Informes recientes de la Contraloría General de la República han puesto en evidencia serias deficiencias en la actuación municipal vinculada a licencias y control de obras. Solo en Lima Metropolitana, el 60 % de las licencias de edificación emitidas entre 2024 y 2025 no pasó por la verificación técnica obligatoria, lo que refleja una gestión irregular y poco uniforme entre municipalidades.
Este desorden administrativo genera un terreno fértil para interpretaciones contradictorias en etapas finales como la conformidad de obra.
El contexto preelectoral: mayor presión, mayor riesgo
Sin afirmar causalidades directas, la experiencia práctica muestra que el último tramo de los mandatos municipales suele venir acompañado de una intensificación de fiscalizaciones, revisiones exhaustivas y "nuevos criterios" técnicos que antes no existían.
Cuando los procedimientos administrativos se vuelven imprevisibles, el riesgo para los proyectos inmobiliarios aumenta:
- retrasos en la entrega y en la comercialización,
- mayores costos financieros,
- desgaste operativo y legal,
- incertidumbre frente a inversionistas.
Este contexto obliga a las empresas a extremar estándares de compliance, trazabilidad documental y sustento técnico, evitando cualquier actuación que pueda ser malinterpretada o utilizada en su contra.
La corrupción en gobiernos subnacionales sigue siendo una preocupación estructural en el país, con miles de casos en investigación a nivel nacional, lo que refuerza la necesidad de actuar con especial cautela en estos escenarios.

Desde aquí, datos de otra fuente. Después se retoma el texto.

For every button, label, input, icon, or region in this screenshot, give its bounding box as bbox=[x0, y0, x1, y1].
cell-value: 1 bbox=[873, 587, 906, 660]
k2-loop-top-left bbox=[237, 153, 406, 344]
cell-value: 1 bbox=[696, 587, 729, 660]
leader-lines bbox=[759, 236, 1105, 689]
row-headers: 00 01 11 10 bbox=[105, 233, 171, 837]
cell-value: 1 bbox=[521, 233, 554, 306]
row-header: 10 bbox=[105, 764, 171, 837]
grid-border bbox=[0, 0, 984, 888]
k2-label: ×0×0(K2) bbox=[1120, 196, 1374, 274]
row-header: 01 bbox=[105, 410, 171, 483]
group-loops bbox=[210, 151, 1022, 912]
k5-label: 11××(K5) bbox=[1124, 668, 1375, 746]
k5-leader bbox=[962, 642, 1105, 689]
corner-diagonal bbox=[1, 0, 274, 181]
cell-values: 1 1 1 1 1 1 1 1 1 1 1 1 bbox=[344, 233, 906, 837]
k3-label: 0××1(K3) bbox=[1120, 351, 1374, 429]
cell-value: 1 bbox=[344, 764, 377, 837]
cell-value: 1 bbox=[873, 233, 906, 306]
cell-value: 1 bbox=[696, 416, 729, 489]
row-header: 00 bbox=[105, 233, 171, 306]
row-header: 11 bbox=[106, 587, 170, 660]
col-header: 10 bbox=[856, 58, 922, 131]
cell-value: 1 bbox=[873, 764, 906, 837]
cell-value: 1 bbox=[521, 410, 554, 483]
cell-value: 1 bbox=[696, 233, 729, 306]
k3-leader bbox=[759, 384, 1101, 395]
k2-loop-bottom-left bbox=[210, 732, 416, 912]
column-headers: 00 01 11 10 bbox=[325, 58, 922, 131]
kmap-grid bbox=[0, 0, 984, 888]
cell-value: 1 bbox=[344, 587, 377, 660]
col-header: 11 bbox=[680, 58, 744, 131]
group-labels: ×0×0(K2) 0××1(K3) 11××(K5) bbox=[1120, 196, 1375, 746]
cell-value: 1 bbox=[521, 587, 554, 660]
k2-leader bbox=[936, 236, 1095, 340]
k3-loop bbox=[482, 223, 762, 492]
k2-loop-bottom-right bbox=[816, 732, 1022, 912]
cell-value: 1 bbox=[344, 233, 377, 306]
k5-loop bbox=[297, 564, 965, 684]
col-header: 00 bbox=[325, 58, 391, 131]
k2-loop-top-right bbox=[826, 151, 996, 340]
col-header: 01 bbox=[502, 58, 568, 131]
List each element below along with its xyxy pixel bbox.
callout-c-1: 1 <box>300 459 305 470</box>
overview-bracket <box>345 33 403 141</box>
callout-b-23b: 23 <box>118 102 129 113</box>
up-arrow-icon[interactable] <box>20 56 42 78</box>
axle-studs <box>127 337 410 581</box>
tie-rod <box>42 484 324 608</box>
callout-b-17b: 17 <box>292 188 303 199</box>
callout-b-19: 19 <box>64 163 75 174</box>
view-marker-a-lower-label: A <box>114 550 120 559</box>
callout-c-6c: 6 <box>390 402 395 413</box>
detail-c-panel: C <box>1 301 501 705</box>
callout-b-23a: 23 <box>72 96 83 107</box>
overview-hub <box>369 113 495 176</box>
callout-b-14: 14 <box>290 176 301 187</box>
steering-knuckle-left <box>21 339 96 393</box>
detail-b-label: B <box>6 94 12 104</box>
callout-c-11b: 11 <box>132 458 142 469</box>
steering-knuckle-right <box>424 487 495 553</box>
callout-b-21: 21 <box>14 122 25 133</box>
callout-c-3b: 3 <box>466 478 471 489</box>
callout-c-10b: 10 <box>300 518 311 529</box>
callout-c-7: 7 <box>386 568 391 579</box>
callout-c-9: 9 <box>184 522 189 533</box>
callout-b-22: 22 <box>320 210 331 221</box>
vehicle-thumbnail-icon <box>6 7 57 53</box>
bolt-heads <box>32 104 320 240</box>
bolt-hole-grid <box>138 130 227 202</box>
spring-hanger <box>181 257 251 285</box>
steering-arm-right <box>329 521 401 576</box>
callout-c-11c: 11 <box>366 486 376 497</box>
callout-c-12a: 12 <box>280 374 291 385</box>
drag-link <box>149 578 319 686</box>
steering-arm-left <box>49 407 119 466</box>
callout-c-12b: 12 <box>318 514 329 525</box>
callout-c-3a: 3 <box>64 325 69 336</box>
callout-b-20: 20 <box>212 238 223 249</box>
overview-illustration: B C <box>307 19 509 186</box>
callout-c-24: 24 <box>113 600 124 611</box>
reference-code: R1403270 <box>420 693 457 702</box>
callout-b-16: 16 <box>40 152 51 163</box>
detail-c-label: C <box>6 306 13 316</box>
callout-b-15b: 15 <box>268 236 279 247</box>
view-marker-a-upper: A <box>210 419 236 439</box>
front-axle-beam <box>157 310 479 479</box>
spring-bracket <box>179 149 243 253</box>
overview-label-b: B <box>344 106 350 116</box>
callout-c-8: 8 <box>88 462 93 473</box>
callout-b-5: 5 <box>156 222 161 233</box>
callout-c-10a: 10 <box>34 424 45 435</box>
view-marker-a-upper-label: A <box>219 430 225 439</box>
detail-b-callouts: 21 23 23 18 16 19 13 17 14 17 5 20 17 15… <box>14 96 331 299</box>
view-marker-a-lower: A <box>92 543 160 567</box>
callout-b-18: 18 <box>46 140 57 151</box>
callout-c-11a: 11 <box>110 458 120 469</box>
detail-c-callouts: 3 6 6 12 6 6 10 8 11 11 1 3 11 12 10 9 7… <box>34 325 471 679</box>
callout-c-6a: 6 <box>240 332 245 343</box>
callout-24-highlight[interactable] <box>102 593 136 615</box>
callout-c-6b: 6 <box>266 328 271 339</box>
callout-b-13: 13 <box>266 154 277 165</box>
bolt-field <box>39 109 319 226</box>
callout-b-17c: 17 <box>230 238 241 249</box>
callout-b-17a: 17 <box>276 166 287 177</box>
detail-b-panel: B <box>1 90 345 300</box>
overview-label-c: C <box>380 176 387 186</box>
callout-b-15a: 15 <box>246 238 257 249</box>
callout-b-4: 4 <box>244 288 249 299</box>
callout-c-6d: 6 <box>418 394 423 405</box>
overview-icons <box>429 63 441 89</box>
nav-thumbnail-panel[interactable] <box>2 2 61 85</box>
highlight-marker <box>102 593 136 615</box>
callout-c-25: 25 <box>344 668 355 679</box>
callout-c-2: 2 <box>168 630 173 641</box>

Barreras burocráticas: cuando la fiscalización se excede
En muchos casos, estas observaciones terminan convirtiéndose en barreras burocráticas, es decir, exigencias carentes de razonabilidad o sustento legal.
Las cifras del Indecopi son contundentes:
- 3 de cada 4 barreras burocráticas en el Perú se originan en municipalidades, especialmente en trámites vinculados a licencias y construcción.
- Entre 2020 y 2024 se eliminaron más de 26,000 barreras burocráticas, siendo el sector construcción uno de los más afectados.
Esto demuestra que el problema no es aislado ni anecdótico, sino estructural.
¿Cómo estar preparados?
Frente a este escenario, la reacción no debe ser improvisada. Algunas claves prácticas:
- Anticipación técnica y legal: Desde la etapa de ejecución, el proyecto debe construirse pensando en la fiscalización final. Expedientes claros, coherencia entre planos, metrados y obra ejecutada.
- Descargos estratégicos: No todas las observaciones deben tratarse como "meras subsanaciones". Algunas requieren una respuesta técnico-legal bien argumentada, dirigida incluso a las áreas legales de la municipalidad.
- Comunicación institucional: Agotar el diálogo técnico con la entidad puede evitar conflictos mayores y acelerar decisiones internas.
- Indecopi como última línea de defensa: Cuando la observación carece de razonabilidad o excede la competencia municipal, acudir al Indecopi por eliminación de barreras burocráticas es una alternativa válida y cada vez más utilizada.
En un entorno preelectoral, los riesgos administrativos para el sector inmobiliario se incrementan, pero también se vuelven previsibles. La clave está en advertirlos con tiempo, fortalecer los equipos técnicos y legales, y actuar con rapidez y cumplimiento estricto de la normativa.
La conformidad de obra no debería ser un campo de batalla. Con preparación, sustento y una estrategia clara, puede y debe ser el cierre natural de un proyecto bien ejecutado.